Efforts to reduce smoking are most effective when multiple techniques are used, including educational, clinical, regulatory (such as clean indoor air laws, which don't allow smoking in work areas and public places), and economic interventions (for example, increasing excise taxes), along with media campaigns and other social strategies. Factors related to smoking in the social environment play the largest role for predicting long-term quitting versus relapse.
Several methods utilizing combinations of nicotine replacement products and/or prescription anti-depressants and other new prescription medications with behavior therapy have been shown to be effective in reducing smoking, but research shows that only a small percentage of smokers utilize these products and methods to help them quit. In addition, many who do use these nicotine products and other medications do not use them as directed for maximum success. Most of these products have been shown in clinical studies to be about twice as effective as not using them for smokers wanting to quit smoking. However, the general success rate is typically not higher than 10 – 20 percent. The refore, to provide a comprehensive approach to helping smokers quit, it is important for new products to be developed and for more people to use these products as directed for maximal success, coupled with the environmental efforts as mentioned above (e.g., increase clean indoor air laws, increase cigarette taxes, media campaigns, and social strategies).

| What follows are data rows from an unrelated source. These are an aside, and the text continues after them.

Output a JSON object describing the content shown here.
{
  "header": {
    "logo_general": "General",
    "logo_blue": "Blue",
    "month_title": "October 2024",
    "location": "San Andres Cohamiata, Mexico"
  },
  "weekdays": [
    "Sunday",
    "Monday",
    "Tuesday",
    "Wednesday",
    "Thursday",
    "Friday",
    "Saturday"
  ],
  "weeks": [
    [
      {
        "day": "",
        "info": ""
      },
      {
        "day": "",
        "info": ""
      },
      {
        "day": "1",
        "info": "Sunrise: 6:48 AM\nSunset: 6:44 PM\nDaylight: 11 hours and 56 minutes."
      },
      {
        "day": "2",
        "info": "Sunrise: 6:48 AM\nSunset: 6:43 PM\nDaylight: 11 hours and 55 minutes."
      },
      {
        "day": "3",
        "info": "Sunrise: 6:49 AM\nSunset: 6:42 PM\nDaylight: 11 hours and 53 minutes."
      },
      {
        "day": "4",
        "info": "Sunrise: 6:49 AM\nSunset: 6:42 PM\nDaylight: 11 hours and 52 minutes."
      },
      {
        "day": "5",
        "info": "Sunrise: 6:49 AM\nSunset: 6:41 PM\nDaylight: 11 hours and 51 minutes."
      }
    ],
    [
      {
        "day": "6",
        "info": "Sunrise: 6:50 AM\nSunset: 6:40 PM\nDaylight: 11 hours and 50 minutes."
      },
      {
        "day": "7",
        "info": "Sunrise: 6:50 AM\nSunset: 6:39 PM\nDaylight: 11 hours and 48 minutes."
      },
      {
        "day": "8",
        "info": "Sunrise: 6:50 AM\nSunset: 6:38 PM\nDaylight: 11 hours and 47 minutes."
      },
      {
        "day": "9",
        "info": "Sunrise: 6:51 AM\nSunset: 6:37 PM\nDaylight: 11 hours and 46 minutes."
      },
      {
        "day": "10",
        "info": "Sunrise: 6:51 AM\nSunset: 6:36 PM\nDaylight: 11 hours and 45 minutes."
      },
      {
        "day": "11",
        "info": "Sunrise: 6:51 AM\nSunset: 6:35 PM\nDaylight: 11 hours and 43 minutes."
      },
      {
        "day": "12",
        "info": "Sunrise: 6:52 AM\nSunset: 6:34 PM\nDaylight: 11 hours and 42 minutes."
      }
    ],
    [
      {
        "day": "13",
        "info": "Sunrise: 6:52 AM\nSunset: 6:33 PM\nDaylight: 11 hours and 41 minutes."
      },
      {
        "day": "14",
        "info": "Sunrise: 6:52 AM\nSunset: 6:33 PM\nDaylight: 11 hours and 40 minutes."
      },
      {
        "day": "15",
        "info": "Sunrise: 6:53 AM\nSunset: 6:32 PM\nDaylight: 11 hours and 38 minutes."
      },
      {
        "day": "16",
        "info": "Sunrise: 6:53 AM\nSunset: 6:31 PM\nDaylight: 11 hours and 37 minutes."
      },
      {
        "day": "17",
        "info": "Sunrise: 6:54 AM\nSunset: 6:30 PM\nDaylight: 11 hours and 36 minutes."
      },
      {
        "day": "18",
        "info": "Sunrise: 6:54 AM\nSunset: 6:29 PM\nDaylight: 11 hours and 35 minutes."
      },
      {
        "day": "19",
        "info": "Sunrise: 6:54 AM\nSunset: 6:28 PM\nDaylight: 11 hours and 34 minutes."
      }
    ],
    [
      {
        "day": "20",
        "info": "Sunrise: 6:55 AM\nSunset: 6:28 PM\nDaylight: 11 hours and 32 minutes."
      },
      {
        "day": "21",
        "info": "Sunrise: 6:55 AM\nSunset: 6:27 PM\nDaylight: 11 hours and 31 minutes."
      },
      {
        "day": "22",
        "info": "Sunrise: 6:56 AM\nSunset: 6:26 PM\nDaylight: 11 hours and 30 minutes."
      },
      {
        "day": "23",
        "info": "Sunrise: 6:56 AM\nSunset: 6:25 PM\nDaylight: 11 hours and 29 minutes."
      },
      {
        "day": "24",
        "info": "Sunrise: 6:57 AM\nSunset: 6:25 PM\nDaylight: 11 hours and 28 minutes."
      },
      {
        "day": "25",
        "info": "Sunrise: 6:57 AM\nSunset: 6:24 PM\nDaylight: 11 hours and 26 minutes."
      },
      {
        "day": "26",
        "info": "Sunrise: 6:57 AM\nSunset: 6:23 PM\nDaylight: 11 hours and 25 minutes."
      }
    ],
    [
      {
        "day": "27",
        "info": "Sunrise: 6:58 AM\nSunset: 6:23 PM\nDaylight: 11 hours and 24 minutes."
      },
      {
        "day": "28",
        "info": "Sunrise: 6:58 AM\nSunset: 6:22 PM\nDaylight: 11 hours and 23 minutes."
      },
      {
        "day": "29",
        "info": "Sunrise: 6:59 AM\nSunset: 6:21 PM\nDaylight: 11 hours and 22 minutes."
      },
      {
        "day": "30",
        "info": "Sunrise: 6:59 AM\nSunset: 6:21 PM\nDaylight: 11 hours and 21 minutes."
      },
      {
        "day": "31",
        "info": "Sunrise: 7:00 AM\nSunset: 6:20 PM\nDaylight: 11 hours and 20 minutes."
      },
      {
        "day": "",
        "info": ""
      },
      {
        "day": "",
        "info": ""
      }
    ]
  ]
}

Lack of health insurance is a barrier to cessation. In 1998, only 50 percent of Medicaid recipients were covered for one or more tobacco dependence treatments and few studies have examined the effectiveness of cessation treatments for the poor.
The HHS recently launched a national initiative to provide quitline support. Callers are automatically routed to a state-run quitline if one exists in their area. If there is no state-run quitline, callers are routed to the National Cancer Institute (NCI) quitline.
CDC has recommended minimum levels of tobacco control funding for states. Only three states met or exceeded this minimal funding level for 2005, while 10 states fund at least half this level and the other states fund below half. Most states have actually had recent funding cuts for tobacco control, likely contributing in part to the recent decline in smoking cessation.
Recently, the tobacco industry has been increasing their marketing and promotion of smokeless tobacco products, generating controversy over whether smokeless products can help smokers transition to quitting. Smokeless tobacco products have not been shown to prevent smokers from quitting tobacco use, thus their use should not be encouraged, nor should they be thought of as a “safer” substitute for those who can't quit smoking. Smokers who delay or defer quitting altogether by supplementing smoking with smokeless products greatly increase their risk of lung cancer.